La croyance en la réincarnation est fondamentale dans les développements philosophiques du jaïnisme, du bouddhisme et de l'hindouisme, et, dans ce système de croyance, les âmes (atman, anima : « souffle », principe de vie, de conscience) peuvent s'incarner sous la forme de végétaux, d'animaux, ou d'êtres humains. CNN rapporte que 85 % de la population hindoue suit un régime végétarien[115] (pas de viandes, de poissons ni d'œufs, les œufs étant considérés comme aliments non végétariens en Inde[265]). Ce régime alimentaire principalement fondé sur une nourriture à base de laitages et produits verts, est fortement pratiqué dans les communautés orthodoxes de l'Inde du Sud, dans certains États du nord comme le Gujarat ou du sud au Karnataka où l'influence des jaïns est significative. Quelques-uns évitent l'oignon et l'ail, considérés comme ayant des propriétés rajas, c'est-à-dire « passionnelles ». Le svadharma (le dharma personnel) des brahmanes inclut le végétarisme, le brahmane étant appelé à mener une vie absolument pure. L'hindouisme encourage donc le végétarisme[266]. La consommation de viande, de poisson (et d'œuf fécondé) n'est pas promue, – seulement tolérée, tolérée dans le cadre du rang que l'hindouisme lui a assigné dès les Védas : inférieur, non-respectueux de l'ahimsa et impur par rapport à un régime végétarien[267]. Certains brahmanes sont également végétaliens et ne consomment aucun produit d'origine animale (lait, etc.). Dès le VIe siècle av. J.-C., les Upanishad soulignent que les bêtes et les humains sont frères, puisque tous hébergent en eux l'âtman et de ce fait sont les sanctuaires du Brahman. Dans cette conception religieuse, tous les êtres vivants étant vus comme des sanctuaires de l'âtman, aucun temple de l'âtman ne lui est dédié, au contraire d'autres divinités comme Vishnou ou Shiva. Dans la plupart de villes saintes hindoues, il existe une interdiction de tous les aliments non-végétariens et de tous les alcools, et une interdiction légale existe sur l'abattage de vaches dans presque tous les États de l'Inde. Le cuir d'une vache morte de cause naturelle est cependant accepté.[réf. nécessaire]

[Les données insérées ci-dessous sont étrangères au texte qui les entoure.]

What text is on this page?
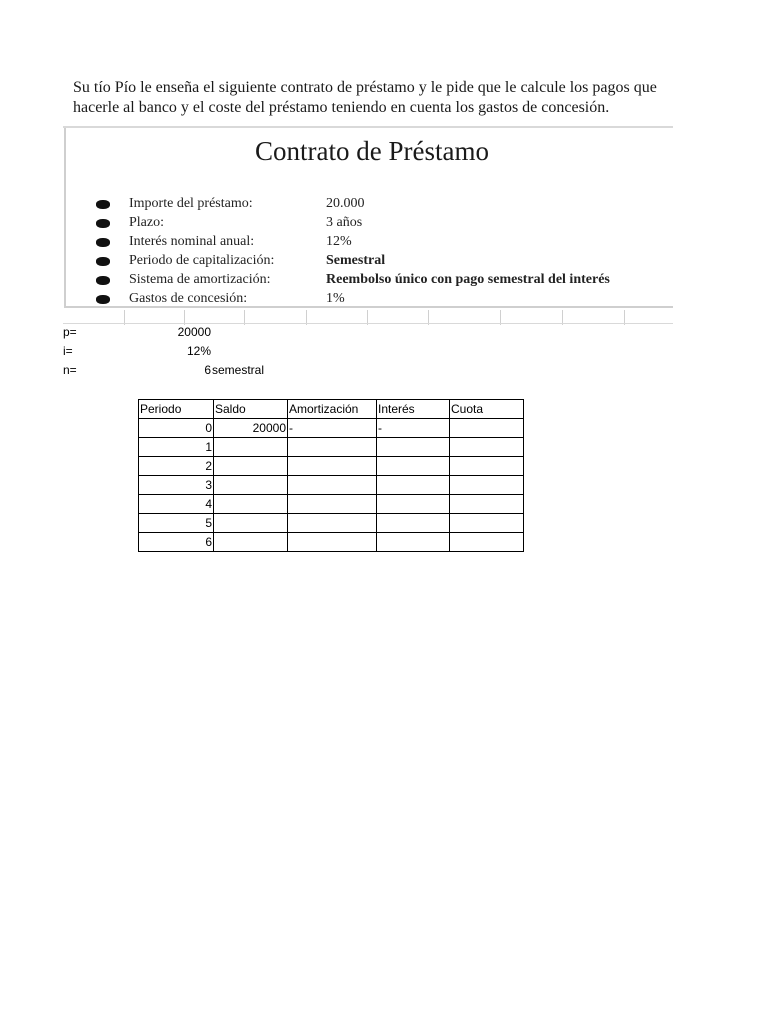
Su tío Pío le enseña el siguiente contrato de préstamo y le pide que le calcule los pagos que
hacerle al banco y el coste del préstamo teniendo en cuenta los gastos de concesión.
Contrato de Préstamo
Importe del préstamo:	20.000
Plazo:	3 años
Interés nominal anual:	12%
Periodo de capitalización:	Semestral
Sistema de amortización:	Reembolso único con pago semestral del interés
Gastos de concesión:	1%
p=	20000
i=	12%
n=	6 semestral
Periodo	Saldo	Amortización	Interés	Cuota
0	20000	-	-	
1				
2				
3				
4				
5				
6				
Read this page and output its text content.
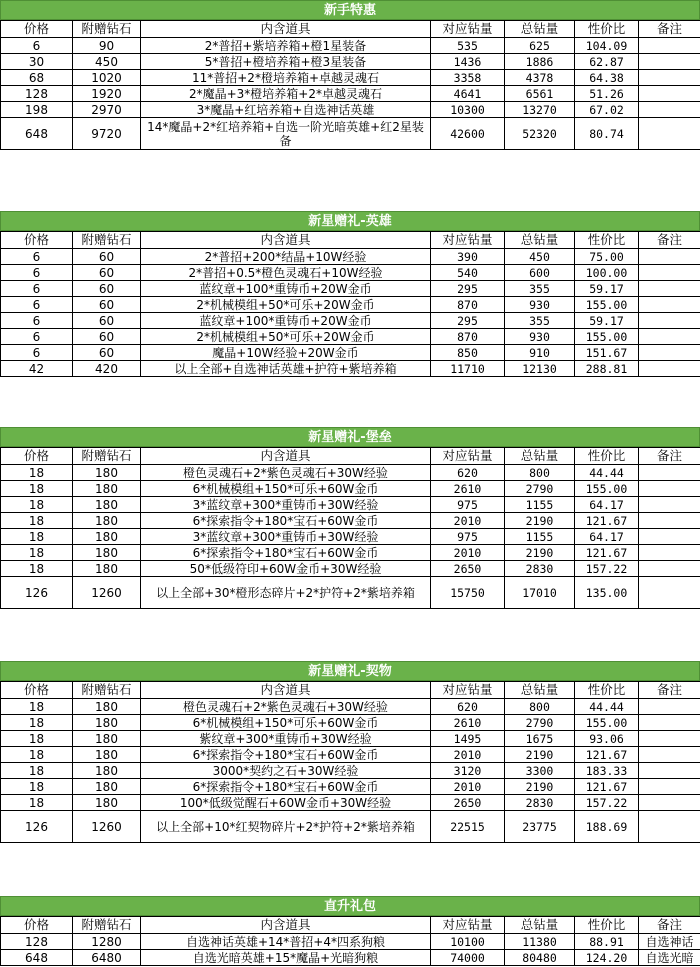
新手特惠
价格	附赠钻石	内含道具	对应钻量	总钻量	性价比	备注
6	90	2*普招+紫培养箱+橙1星装备	535	625	104.09	
30	450	5*普招+橙培养箱+橙3星装备	1436	1886	62.87	
68	1020	11*普招+2*橙培养箱+卓越灵魂石	3358	4378	64.38	
128	1920	2*魔晶+3*橙培养箱+2*卓越灵魂石	4641	6561	51.26	
198	2970	3*魔晶+红培养箱+自选神话英雄	10300	13270	67.02	
648	9720	14*魔晶+2*红培养箱+自选一阶光暗英雄+红2星装备	42600	52320	80.74	
新星赠礼-英雄
价格	附赠钻石	内含道具	对应钻量	总钻量	性价比	备注
6	60	2*普招+200*结晶+10W经验	390	450	75.00	
6	60	2*普招+0.5*橙色灵魂石+10W经验	540	600	100.00	
6	60	蓝纹章+100*重铸币+20W金币	295	355	59.17	
6	60	2*机械模组+50*可乐+20W金币	870	930	155.00	
6	60	蓝纹章+100*重铸币+20W金币	295	355	59.17	
6	60	2*机械模组+50*可乐+20W金币	870	930	155.00	
6	60	魔晶+10W经验+20W金币	850	910	151.67	
42	420	以上全部+自选神话英雄+护符+紫培养箱	11710	12130	288.81	
新星赠礼-堡垒
价格	附赠钻石	内含道具	对应钻量	总钻量	性价比	备注
18	180	橙色灵魂石+2*紫色灵魂石+30W经验	620	800	44.44	
18	180	6*机械模组+150*可乐+60W金币	2610	2790	155.00	
18	180	3*蓝纹章+300*重铸币+30W经验	975	1155	64.17	
18	180	6*探索指令+180*宝石+60W金币	2010	2190	121.67	
18	180	3*蓝纹章+300*重铸币+30W经验	975	1155	64.17	
18	180	6*探索指令+180*宝石+60W金币	2010	2190	121.67	
18	180	50*低级符印+60W金币+30W经验	2650	2830	157.22	
126	1260	以上全部+30*橙形态碎片+2*护符+2*紫培养箱	15750	17010	135.00	
新星赠礼-契物
价格	附赠钻石	内含道具	对应钻量	总钻量	性价比	备注
18	180	橙色灵魂石+2*紫色灵魂石+30W经验	620	800	44.44	
18	180	6*机械模组+150*可乐+60W金币	2610	2790	155.00	
18	180	紫纹章+300*重铸币+30W经验	1495	1675	93.06	
18	180	6*探索指令+180*宝石+60W金币	2010	2190	121.67	
18	180	3000*契约之石+30W经验	3120	3300	183.33	
18	180	6*探索指令+180*宝石+60W金币	2010	2190	121.67	
18	180	100*低级觉醒石+60W金币+30W经验	2650	2830	157.22	
126	1260	以上全部+10*红契物碎片+2*护符+2*紫培养箱	22515	23775	188.69	
直升礼包
价格	附赠钻石	内含道具	对应钻量	总钻量	性价比	备注
128	1280	自选神话英雄+14*普招+4*四系狗粮	10100	11380	88.91	自选神话
648	6480	自选光暗英雄+15*魔晶+光暗狗粮	74000	80480	124.20	自选光暗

Toutes les règles alimentaires citées pour les hindous s'appliquent aux jaïns. En plus de l'interdiction de consommer des œufs, du poisson ou de la viande, ils doivent prendre en compte la nuisance causée aux plantes et aux suksma jiva (sanskrit : formes de vie subtiles, qui seront plus tard appelées micro-organismes) dans leurs choix alimentaires. Certains jaïns, en fonction de la doctrine de la secte ou branche du jaïnisme dont ils font partie, évitent de consommer la majorité des racines végétales, comme les pommes de terre, les oignons, etc.(certaines branches de l'hindouisme bannissent aussi de la consommation les oignons, etc., car considérés comme tamasiques[268]).
Des écoles du bouddhisme (mahāyāna notamment) demandent à leurs adeptes d'être au moins végétariens, d'autres écoles bouddhiques n'imposent pas le végétarisme, mais le conseillent ; c'est néanmoins au Bouddha à qui l'on doit le renforcement de cette pratique en Inde, par le biais de l'empereur Ashoka. Selon le Vinaya (le code monastique du Theravāda), les moines sont tenus de manger tout aliment qu'on leur donne, y compris de la viande (mais ne pas rechercher à en consommer non plus : car les moines bouddhistes doivent encourager le végétarisme – la non-violence à l'égard des animaux – autour d'eux), excepté quand l'animal a été tué à leur intention ou appartient à la liste des animaux prohibés (humain, éléphant, cheval, chien, serpent, lion, tigre, panthère, ours et hyène)[269]. Récemment, les Tibétains modifient profondément leurs habitudes alimentaires et deviennent de plus en plus végétariens. Ils suivent les conseils du 14e dalaï-lama et du 17e Karmapa, qui ont donné en 2007 et 2008 des instructions sur les bienfaits de ne pas manger de viande afin de ne pas faire souffrir les animaux[270],[271]. Il est noté que le dalaï-lama n'est pas strictement végétarien, après avoir contracté une hépatite B ayant endommagé son foie, il a dû suivre les recommandations de médecins lui recommandant de manger de la viande. Il limite néanmoins sa consommation et se considère comme semi-végétarien[272]. Dans la Région autonome du Tibet, ainsi que dans le Kham, et l'Amdo, des restaurants végétariens s'ouvrent[273].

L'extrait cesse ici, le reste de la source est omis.